The basic architecture diagram is an illustration of the default concept that we used where we could. The flow goes as follows: a user interacts with a web-application and it makes calls to a REST api delivered through API Gateway. The requests are then authenticated by Cognito and we confirm that the request has come from a valid user. We then route the request to an AWS Lambda function that will perform the required logic of the request, which may involve retrieving or creating some data in DynamoDB or S3. When that’s all done the response is sent back to the web application. It’s super simple and thanks to AWS’s Free Tier it really doesn’t cost much if anything to run this setup.

Now this is not an extensive description of everything that we did. From memory we used about 30 different AWS services in total at the end of our initial round of development. I know that we haven’t discussed the front-end development, which was a React app and nor have we discussed the details of the docker image with the logic for the machine learning capabilities, but since this is a post about AWS serverless I’m going to try and stay on this one topic.

Tenancy Isolation

In the end, we decided to go down the route of having a single stack and enforcing tenancy isolation through logic. This meant having things like a customer id field in DynamoDb and doing the same with folder names in S3. We had some guidance from Tod Golding at AWS and you can find a talk of his here on the subject. We spent a lot of time thinking about how this was going to work and how robust and resilient our solution was going to be. To my mind it was critical to get this absolutely right so this was really one part of our architecture that we had designed before we started laying down any other code.

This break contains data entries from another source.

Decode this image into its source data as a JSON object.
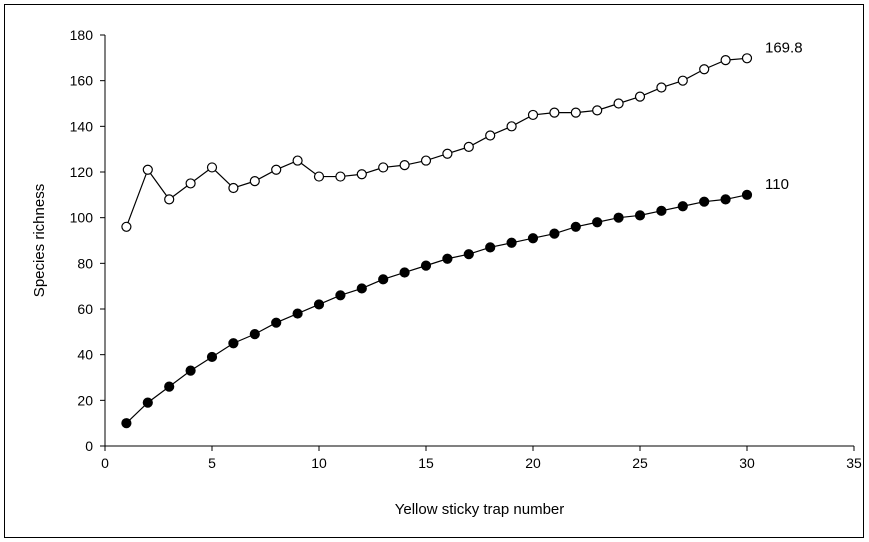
{
  "chart_data": {
    "type": "line",
    "xlabel": "Yellow sticky trap number",
    "ylabel": "Species richness",
    "xlim": [
      0,
      35
    ],
    "ylim": [
      0,
      180
    ],
    "xticks": [
      0,
      5,
      10,
      15,
      20,
      25,
      30,
      35
    ],
    "yticks": [
      0,
      20,
      40,
      60,
      80,
      100,
      120,
      140,
      160,
      180
    ],
    "grid": false,
    "legend": "none",
    "x": [
      1,
      2,
      3,
      4,
      5,
      6,
      7,
      8,
      9,
      10,
      11,
      12,
      13,
      14,
      15,
      16,
      17,
      18,
      19,
      20,
      21,
      22,
      23,
      24,
      25,
      26,
      27,
      28,
      29,
      30
    ],
    "series": [
      {
        "marker": "open-circle",
        "end_label": "169.8",
        "values": [
          96,
          121,
          108,
          115,
          122,
          113,
          116,
          121,
          125,
          118,
          118,
          119,
          122,
          123,
          125,
          128,
          131,
          136,
          140,
          145,
          146,
          146,
          147,
          150,
          153,
          157,
          160,
          165,
          169,
          169.8
        ]
      },
      {
        "marker": "filled-circle",
        "end_label": "110",
        "values": [
          10,
          19,
          26,
          33,
          39,
          45,
          49,
          54,
          58,
          62,
          66,
          69,
          73,
          76,
          79,
          82,
          84,
          87,
          89,
          91,
          93,
          96,
          98,
          100,
          101,
          103,
          105,
          107,
          108,
          110
        ]
      }
    ]
  }
}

GDPR / Regulator Compliance

This was one area that in the end we got some additional help with through an AWS partner who helped us set up appropriate levels of maintaining audit trails and activity tracking. For a few days consulting this was, in my view, a worthwhile investment in an area that we really didn’t want to get wrong.

Security

Thanks to the automated deployment processes that we followed, the need for any sort of access to the production system was greatly reduced. When we do need access there are best practices we follow such as using MFA authentication and limiting access to only the bare services required.

Tenant Onboarding

This was actually much simpler than we had initially feared. Our DynamoDb database stored all of our metadata for the objects that we wanted in our domain model. So we created a “tenant” domain object and every time we wanted to provision a new tenant we had an app, accessible by the ops team, which created the necessary metadata in DynamoDb and a small number of additional pieces of infrastructure. It’s actually pretty simple and has enabled us to do some cool things like have feature enablement where we can switch on additional features for customers.

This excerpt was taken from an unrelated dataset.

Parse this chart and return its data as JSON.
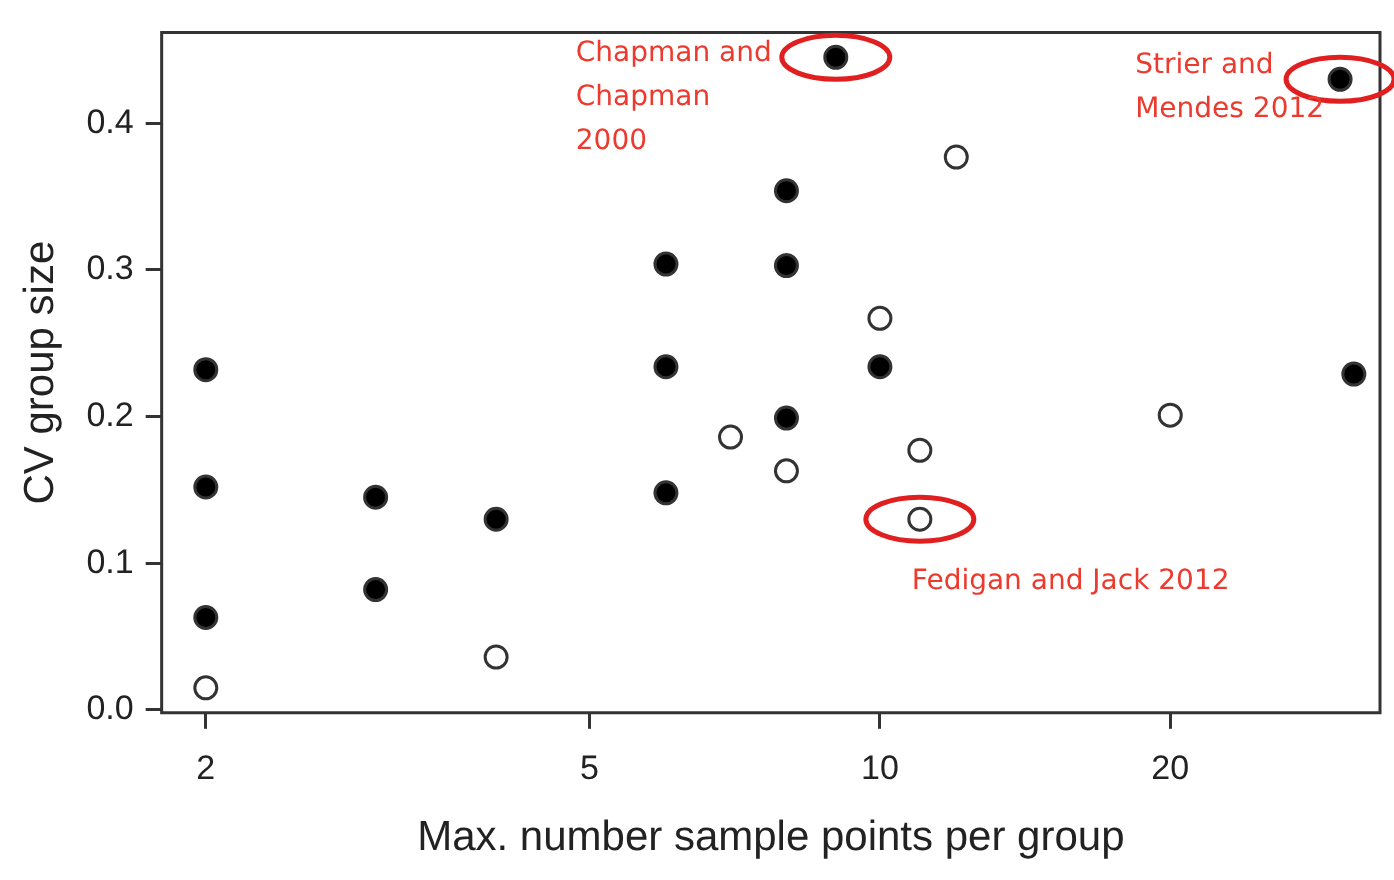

Monitoring and Observability

We mentioned in our previous post that we chose sentry.com to do much of the monitoring for us and for most exceptional things it works pretty well. There are still cases when we need to go trawling through Cloudwatch logs to get to the bottom of an issue and that’s a bit of a pain. The idea that we had to add in some logic to monitor customer activity never happened, unfortunately we just didn’t prioritise it over the rest of functionality. Now in our case I don’t think that’s too much of an issue since we are dealing with organisation customers who we are in regular contact with, but I think if we were building a B2C application then it would really be important to build that into the initial design.

Where serverless excels

Development Speed

We found serverless absolutely great for relatively straightforward areas of functionality. Things that required capturing information on a form from a user for example. Even tasks that are more time consuming and resource intensive can still be done using Lambda functions if the task can be broken down and there are specific patterns that illustrate how to do that. I would even say that where Lambda functions don’t work then being able to fall back on an ECS Fargate task for ad-hoc jobs such as model training works super well.

Ease of Configuration

Most options that you need to control are simply an option through AWS console or through the CLI. Most importantly for us however, we can just set those options as configuration through our serverless.com templates. The more you start to venture towards the server based services the less support there is from serverless.com and then you have to write raw CloudFormation templates or use another services like Terraform. For us, if we spot that a Lambda function needs more resources to run then that’s just one character that we need to change in a template and we’re done.

Costs (with a caveat)

I know I’ve said it before, but I was genuinely amazed at how low our costs were during the first few years. The free tier really makes a big difference and if you can stay below that limit then you obviously get the service for free. Now I will say that there are some gotchas out there that we have had to work through and I’ll cover that in the next section.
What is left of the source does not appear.